Of course, real learning isn't just abilities going up linearly with
skill use. Quantitatively, with measures like box escape or maze
running, it jumps up, plateaus, is unpredictable, maxes out early,
sometimes never goes anywhere. But that's not a major point
here. You are right that the realm of actions you survey expands
with experience. (Of course, it also can contract: when there is one
just plain optimal strategy in a static game, for example). The
important point (by which I mean, the important point to me!) is
that this change in ability is not constitutive of fun. (Hmm, so
what is, and what gives me the unique authority?)
To us, we are actually doing something, not just watching a skill go
up or being rewarded when we get better. Just doing can be fun: I
used to enjoy very much the invariant rhythym of just running and
placing rockets in Quake (I played bots.) Some (figurative)
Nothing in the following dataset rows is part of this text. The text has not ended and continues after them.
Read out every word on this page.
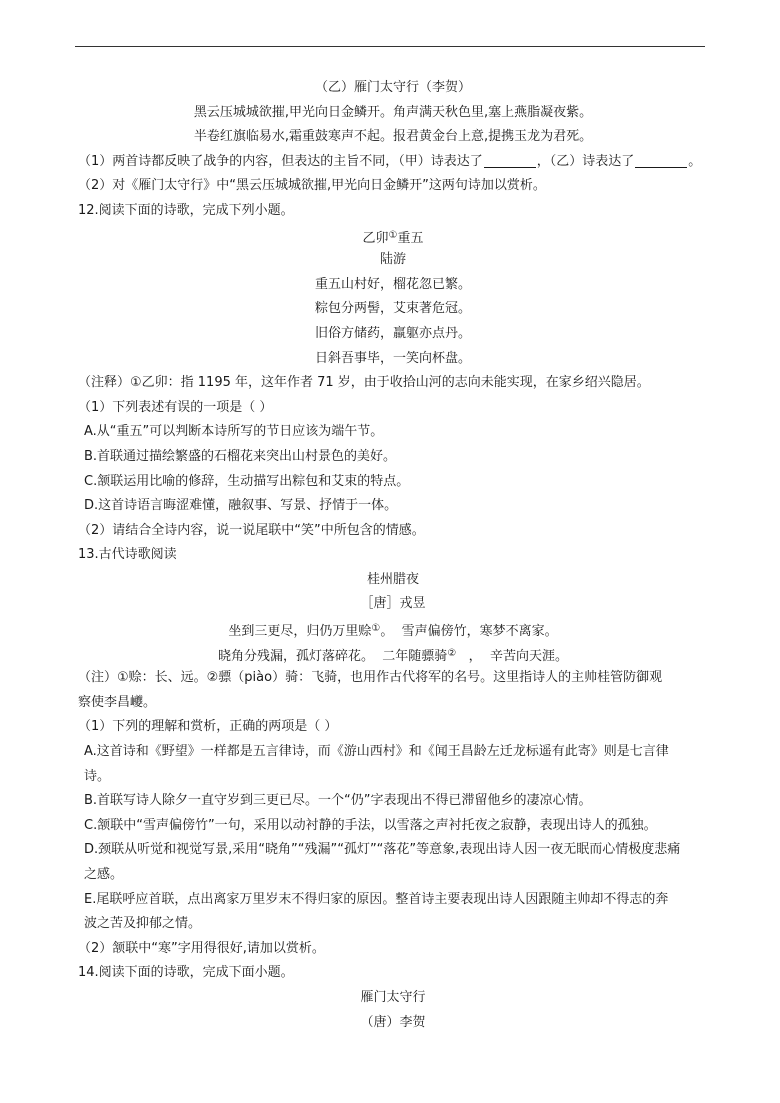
（乙）雁门太守行（李贺）
黑云压城城欲摧,甲光向日金鳞开。角声满天秋色里,塞上燕脂凝夜紫。
半卷红旗临易水,霜重鼓寒声不起。报君黄金台上意,提携玉龙为君死。
（1）两首诗都反映了战争的内容，但表达的主旨不同，（甲）诗表达了	，（乙）诗表达了	。
（2）对《雁门太守行》中“黑云压城城欲摧,甲光向日金鳞开”这两句诗加以赏析。
12.阅读下面的诗歌，完成下列小题。
乙卯①重五
陆游
重五山村好，榴花忽已繁。
粽包分两髻，艾束著危冠。
旧俗方储药，羸躯亦点丹。
日斜吾事毕，一笑向杯盘。
（注释）①乙卯：指 1195 年，这年作者 71 岁，由于收拾山河的志向未能实现，在家乡绍兴隐居。
（1）下列表述有误的一项是（ ）
A.从“重五”可以判断本诗所写的节日应该为端午节。
B.首联通过描绘繁盛的石榴花来突出山村景色的美好。
C.颔联运用比喻的修辞，生动描写出粽包和艾束的特点。
D.这首诗语言晦涩难懂，融叙事、写景、抒情于一体。
（2）请结合全诗内容，说一说尾联中“笑”中所包含的情感。
13.古代诗歌阅读
桂州腊夜
［唐］戎昱
坐到三更尽，归仍万里赊①。  雪声偏傍竹，寒梦不离家。
晓角分残漏，孤灯落碎花。  二年随骠骑②   ，  辛苦向天涯。
（注）①赊：长、远。②骠（piào）骑：飞骑，也用作古代将军的名号。这里指诗人的主帅桂管防御观
察使李昌巙。
（1）下列的理解和赏析，正确的两项是（ ）
A.这首诗和《野望》一样都是五言律诗，而《游山西村》和《闻王昌龄左迁龙标遥有此寄》则是七言律
诗。
B.首联写诗人除夕一直守岁到三更已尽。一个“仍”字表现出不得已滞留他乡的凄凉心情。
C.颔联中“雪声偏傍竹”一句，采用以动衬静的手法，以雪落之声衬托夜之寂静，表现出诗人的孤独。
D.颈联从听觉和视觉写景,采用“晓角”“残漏”“孤灯”“落花”等意象,表现出诗人因一夜无眠而心情极度悲痛
之感。
E.尾联呼应首联，点出离家万里岁末不得归家的原因。整首诗主要表现出诗人因跟随主帅却不得志的奔
波之苦及抑郁之情。
（2）颔联中“寒”字用得很好,请加以赏析。
14.阅读下面的诗歌，完成下面小题。
雁门太守行
（唐）李贺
janitorial duties can be fun, if they're your janitorial duties, a
principle that underlies the sometimes very motherly genre of the
squad based strategy game. Winning an individual game can be fun
even if it wasn't edifying. "Aha! That old trick! I know just the
thing!" It is fun to use your knowledge. As well, we can sometimes
enjoy demonstrating our total mastery, even trashing someone at the
game.
But you know, I agree that learning, discovering new things, getting
the secret to something, these are some of the most important kinds
of fun for me. There is a special kind of case, which is that you
know some general principles, but are just now generalizing to new
situations or computing the solution for the particular case (much
the same process, if you think about it). That can be immensely more
enjoyable than just learning some arbitrary thing, or being dropped
into a bucket of unknown. But this is also exemplary of much of our
real learning, for we approach virtually no problem in our lives
truly afresh and are in a bad way when we seemingly have no leads
whatever. In addition to personal observation, this was* (* = big
anecdotal grain of salt) something I observed in running my thesis.